Filmmaker Alfonso Cuaron’s long-awaited new film ROMA made its world premiere at the Venice Film Festival, and the reviews are unsurprisingly rapturous. The Oscar-winning director behind Gravity and Children of Men took his time in crafting his next project, opting to dig into his own past to create a semi-autobiographical story about a family living in Mexico City in the early 1970s, seen through the eyes of their housemaid. Presented in stunning digital black-and-white, Cuaron also served as co-editor and cinematographer on the film (his regular DP Emmanuel Lubezki was unavailable due to scheduling conflicts), and by most accounts he’s crafted a great film.

Eric Kohn at Indiewire notes how the film’s intimacy might actually make the fact that it’s releasing on Netflix a positive:

Roma assembles its narrative out of small moments, as the director’s camera pans slowly through various scenes to soak in the distinctive locale, while dispensing tidbits of story details from unlikely places. (It begs for multiple viewings, which could make the controversial decision for Cuarón to release the movie on Netflix actually a godsend, even though it deserves a big screen.)

roma-alfonso-cuaron
Image via Netflix

Over at The Playlist, Jessica Kiang heaped immense praise on Cuaron’s intimate world building:

The highest compliment that can be paid is that, again, it does not feel like this world was created but uncovered just the way it is, as though it had been trapped in amber for five decades, or caught in a sudden Vesuvian eruption, with food left on tables, books half-read on nightstands and dogs frozen mid-jump at the gate. The level of skill it takes to create this effect cannot be overstated: this is personal filmmaking taken to such an extremely minute level that at times it can almost feel prurient, like we’re accidentally eavesdropping on things too private for our ears, like we’ve intercepted an embrace sent back through time and not really meant for us at all.

Time’s Stephanie Zacharek pointed out how the film speaks to Cuaron’s humanistic tendencies:

This glorious, tender picture, a memoir written in film language, is only indirectly about the man who made it. He stands off to the side, in the shadows, beckoning us toward something. Roma is filmmaking as gesture, an invitation to generosity that we perhaps didn’t know we could feel.

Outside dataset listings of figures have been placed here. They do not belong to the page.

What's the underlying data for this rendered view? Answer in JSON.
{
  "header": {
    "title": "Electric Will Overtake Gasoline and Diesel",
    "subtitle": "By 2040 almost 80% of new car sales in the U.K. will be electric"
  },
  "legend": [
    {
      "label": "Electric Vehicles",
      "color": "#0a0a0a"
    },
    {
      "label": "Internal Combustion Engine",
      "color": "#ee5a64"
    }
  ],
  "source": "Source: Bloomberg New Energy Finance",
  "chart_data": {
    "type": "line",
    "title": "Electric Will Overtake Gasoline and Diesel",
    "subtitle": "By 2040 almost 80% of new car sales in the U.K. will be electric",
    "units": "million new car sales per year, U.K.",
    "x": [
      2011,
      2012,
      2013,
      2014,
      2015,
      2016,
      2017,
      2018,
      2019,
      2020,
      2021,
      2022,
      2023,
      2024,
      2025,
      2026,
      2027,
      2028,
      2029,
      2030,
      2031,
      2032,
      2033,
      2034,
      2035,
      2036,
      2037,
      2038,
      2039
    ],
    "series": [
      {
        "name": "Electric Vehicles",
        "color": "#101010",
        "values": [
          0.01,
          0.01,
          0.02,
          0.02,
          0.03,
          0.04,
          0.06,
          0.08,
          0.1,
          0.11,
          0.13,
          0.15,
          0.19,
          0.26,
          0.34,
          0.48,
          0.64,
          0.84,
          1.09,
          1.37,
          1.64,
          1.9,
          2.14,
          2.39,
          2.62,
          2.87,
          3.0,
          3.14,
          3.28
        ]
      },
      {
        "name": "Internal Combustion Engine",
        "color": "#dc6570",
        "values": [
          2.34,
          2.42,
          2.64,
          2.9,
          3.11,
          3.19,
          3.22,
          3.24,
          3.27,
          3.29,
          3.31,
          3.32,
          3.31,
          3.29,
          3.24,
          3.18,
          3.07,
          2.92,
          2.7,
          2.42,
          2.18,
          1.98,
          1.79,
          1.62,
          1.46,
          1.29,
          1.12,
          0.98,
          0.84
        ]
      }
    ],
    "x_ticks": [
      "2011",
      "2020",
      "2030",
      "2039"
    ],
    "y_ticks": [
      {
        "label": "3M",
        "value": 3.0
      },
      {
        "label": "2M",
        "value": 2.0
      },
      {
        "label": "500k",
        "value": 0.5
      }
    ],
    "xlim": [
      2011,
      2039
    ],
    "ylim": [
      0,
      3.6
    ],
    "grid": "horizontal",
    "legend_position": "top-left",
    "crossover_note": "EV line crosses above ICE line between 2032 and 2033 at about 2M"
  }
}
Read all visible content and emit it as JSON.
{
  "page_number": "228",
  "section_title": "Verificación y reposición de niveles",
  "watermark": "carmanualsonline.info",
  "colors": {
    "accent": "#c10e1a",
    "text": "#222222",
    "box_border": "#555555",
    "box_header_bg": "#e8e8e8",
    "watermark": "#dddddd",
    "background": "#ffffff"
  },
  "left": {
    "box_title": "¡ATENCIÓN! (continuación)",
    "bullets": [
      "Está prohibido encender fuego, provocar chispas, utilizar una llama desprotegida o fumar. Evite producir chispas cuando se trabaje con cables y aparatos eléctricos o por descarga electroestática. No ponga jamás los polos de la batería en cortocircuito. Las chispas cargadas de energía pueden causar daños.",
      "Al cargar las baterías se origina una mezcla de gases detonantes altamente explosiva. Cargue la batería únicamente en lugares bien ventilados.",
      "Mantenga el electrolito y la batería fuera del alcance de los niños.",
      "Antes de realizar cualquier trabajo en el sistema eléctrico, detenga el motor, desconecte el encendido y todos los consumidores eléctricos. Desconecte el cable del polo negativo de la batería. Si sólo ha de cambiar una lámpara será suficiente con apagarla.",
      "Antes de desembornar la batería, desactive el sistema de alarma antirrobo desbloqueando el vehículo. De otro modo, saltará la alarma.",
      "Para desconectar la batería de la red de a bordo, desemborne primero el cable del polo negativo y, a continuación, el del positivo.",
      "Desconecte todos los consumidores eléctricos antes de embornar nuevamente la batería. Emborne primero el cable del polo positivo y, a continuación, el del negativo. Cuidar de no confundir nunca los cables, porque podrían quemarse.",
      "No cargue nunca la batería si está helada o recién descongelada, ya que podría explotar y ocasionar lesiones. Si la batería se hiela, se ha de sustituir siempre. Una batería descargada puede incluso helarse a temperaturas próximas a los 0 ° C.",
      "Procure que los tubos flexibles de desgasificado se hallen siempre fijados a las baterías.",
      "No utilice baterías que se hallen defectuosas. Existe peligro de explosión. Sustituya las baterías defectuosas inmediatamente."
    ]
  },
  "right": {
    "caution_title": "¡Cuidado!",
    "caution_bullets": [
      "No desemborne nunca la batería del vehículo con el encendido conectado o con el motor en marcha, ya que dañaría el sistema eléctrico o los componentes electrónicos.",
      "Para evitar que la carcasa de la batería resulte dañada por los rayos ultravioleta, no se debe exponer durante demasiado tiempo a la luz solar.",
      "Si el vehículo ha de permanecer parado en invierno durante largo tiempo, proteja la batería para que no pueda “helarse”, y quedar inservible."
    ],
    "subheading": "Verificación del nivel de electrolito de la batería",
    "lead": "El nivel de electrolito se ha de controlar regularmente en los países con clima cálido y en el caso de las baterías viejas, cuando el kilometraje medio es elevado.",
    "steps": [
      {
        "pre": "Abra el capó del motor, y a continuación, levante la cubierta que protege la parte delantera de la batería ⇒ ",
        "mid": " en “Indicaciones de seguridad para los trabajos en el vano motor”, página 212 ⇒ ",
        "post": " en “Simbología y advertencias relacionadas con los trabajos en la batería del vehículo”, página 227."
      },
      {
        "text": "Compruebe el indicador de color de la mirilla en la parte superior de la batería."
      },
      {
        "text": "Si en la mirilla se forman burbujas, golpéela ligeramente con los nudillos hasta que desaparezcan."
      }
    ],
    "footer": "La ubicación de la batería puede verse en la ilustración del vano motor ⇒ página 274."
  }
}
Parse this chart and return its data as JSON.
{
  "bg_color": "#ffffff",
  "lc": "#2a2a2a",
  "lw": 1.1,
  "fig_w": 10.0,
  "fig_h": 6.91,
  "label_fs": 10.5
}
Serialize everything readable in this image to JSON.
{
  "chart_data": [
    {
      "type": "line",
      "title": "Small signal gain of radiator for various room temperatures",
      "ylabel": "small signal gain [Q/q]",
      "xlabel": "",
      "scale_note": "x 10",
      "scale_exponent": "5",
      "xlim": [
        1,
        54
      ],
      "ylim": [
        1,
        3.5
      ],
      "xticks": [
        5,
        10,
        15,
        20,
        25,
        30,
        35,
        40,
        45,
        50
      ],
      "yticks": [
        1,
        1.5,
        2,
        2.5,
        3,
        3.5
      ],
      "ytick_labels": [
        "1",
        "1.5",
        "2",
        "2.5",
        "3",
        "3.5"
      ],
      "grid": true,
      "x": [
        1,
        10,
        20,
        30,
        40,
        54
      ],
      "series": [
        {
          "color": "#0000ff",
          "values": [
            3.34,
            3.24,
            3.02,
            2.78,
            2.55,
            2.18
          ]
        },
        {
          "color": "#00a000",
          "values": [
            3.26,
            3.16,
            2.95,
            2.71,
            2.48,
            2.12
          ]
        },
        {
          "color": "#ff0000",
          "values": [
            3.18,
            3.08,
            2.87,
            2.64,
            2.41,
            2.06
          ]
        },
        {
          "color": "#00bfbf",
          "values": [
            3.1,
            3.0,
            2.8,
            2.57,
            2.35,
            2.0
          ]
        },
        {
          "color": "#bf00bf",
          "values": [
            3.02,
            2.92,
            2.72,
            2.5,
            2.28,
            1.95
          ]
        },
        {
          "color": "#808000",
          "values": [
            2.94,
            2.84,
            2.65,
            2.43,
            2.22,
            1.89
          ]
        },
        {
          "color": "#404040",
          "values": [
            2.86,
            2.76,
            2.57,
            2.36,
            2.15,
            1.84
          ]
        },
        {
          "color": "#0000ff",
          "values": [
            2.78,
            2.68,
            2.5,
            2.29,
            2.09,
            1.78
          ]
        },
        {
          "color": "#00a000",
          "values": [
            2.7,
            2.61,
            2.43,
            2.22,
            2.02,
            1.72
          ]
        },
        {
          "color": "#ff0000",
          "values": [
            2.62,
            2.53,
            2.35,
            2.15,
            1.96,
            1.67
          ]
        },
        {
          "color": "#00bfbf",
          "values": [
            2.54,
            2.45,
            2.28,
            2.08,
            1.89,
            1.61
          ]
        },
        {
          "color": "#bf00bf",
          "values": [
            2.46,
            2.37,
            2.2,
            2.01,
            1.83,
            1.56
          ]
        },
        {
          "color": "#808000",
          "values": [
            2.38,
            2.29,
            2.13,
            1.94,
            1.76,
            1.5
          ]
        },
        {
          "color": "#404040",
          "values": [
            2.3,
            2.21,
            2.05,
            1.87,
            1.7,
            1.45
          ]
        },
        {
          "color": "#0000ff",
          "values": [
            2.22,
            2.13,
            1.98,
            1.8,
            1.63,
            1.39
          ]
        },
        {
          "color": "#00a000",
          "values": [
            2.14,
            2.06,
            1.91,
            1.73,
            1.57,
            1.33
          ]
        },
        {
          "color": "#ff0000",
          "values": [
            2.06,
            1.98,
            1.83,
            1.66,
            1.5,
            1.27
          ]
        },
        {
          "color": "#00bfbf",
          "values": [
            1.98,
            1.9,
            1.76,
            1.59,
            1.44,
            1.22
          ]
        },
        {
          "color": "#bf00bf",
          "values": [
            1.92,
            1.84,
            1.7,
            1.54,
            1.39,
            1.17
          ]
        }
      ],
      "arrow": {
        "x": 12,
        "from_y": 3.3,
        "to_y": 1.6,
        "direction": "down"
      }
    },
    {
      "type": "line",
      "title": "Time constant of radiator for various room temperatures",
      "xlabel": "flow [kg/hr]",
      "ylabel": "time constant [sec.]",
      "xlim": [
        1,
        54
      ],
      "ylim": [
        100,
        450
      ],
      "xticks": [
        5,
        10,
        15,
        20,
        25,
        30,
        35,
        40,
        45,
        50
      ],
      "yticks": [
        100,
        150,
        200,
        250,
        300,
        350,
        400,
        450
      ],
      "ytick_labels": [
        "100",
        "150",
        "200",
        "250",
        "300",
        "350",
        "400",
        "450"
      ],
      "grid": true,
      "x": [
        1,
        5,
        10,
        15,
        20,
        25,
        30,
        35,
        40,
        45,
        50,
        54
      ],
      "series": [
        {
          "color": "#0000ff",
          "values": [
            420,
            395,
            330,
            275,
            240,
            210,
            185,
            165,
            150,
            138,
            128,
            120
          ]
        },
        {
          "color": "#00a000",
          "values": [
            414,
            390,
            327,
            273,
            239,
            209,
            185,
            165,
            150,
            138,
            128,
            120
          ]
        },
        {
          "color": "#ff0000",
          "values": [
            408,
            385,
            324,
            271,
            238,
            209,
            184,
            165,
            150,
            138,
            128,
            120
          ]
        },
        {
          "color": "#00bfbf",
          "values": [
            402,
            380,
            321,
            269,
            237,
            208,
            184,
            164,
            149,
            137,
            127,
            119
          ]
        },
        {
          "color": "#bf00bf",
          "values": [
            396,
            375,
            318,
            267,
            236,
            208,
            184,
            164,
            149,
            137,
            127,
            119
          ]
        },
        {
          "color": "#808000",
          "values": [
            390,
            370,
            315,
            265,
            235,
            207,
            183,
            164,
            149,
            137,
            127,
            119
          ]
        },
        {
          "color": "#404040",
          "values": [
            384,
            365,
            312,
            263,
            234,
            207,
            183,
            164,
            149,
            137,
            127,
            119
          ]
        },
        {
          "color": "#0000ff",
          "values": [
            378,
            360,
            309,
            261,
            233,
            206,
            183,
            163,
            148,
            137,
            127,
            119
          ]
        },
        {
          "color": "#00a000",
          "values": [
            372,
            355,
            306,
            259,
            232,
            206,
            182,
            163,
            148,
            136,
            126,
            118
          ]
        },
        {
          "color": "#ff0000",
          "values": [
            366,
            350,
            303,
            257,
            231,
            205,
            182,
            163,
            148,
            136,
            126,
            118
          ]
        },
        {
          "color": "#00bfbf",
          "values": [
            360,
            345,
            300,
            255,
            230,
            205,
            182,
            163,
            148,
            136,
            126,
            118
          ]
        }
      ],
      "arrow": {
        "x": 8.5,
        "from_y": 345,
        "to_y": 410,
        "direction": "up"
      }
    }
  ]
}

Over at The Guardian, Peter Bradshaw writes about how Cuaron traverses a variety of tones that somehow fit together:

Cuarón has an extraordinary way of combining the closeup and the wide-shot, the tellingly observed detail – humorous or poignant or just effortlessly authentic – with the big picture and the sense of scale. At times it feels novelistic, a densely realised, intimate drama giving us access to domestic lives developing in what feels like real time. In its engagingly episodic way, it is also at times like a soap opera or telenovela. And at other times it feels resoundingly like an epic.

roma-movie-image-1
Image via Netflix

THR critic Todd McCarthy echoed many others’ praise of newcomer Yalitza Aparicio in the role of the housemaid Cleo, and of Cuaron’s decision to focus his movie on this particular character:

And yet that’s what makes Cuaron’s decision to place her at the center of his autobiographical film so unusual and compelling: She’s the usually forgotten figure who here has been very much remembered, a decision that seems both personal and political. She’s the lost, normally anonymous figure — the maid, servant, underling — who here ever-so-tentatively emerges as the figure to whom, for the future’s sake, attention must be paid.

 

Roma may not be the memoir film many might have expected from such an adventurous, sometimes raunchy, sci-fi/fantasy-oriented filmmaker, but it’s absolutely fresh, confident, surprising and rapturously beautiful.

Not all of these first reviews was an out-and-out rave, as Owen Gleiberman at Variety praised the craftsmanship but said he was left a bit cold:

Roma is no mere movie — it’s a vision, a memory play that unfolds with a gritty and virtuosic time-machine austerity. It’s a Proustian reverie, dreamed and designed down to the last street corner and scuffed piece of furniture. Yet I actually think it’s far from a masterpiece, because as a viewing experience it has a slightly hermetic coffee-table-book purity. Every moment comes at you in the same methodically objective and caressing Zen way.

So it sounds as though Cuaron has crafted something wholly unique. The film is in competition at Venice where close friend and collaborator Guillermo del Toro heads the jury, so it’ll be interesting to see how those awards pan out. Look for Collider’s review of ROMA out of TIFF later next week.

ROMA will be released on Netflix and in select theaters later this year.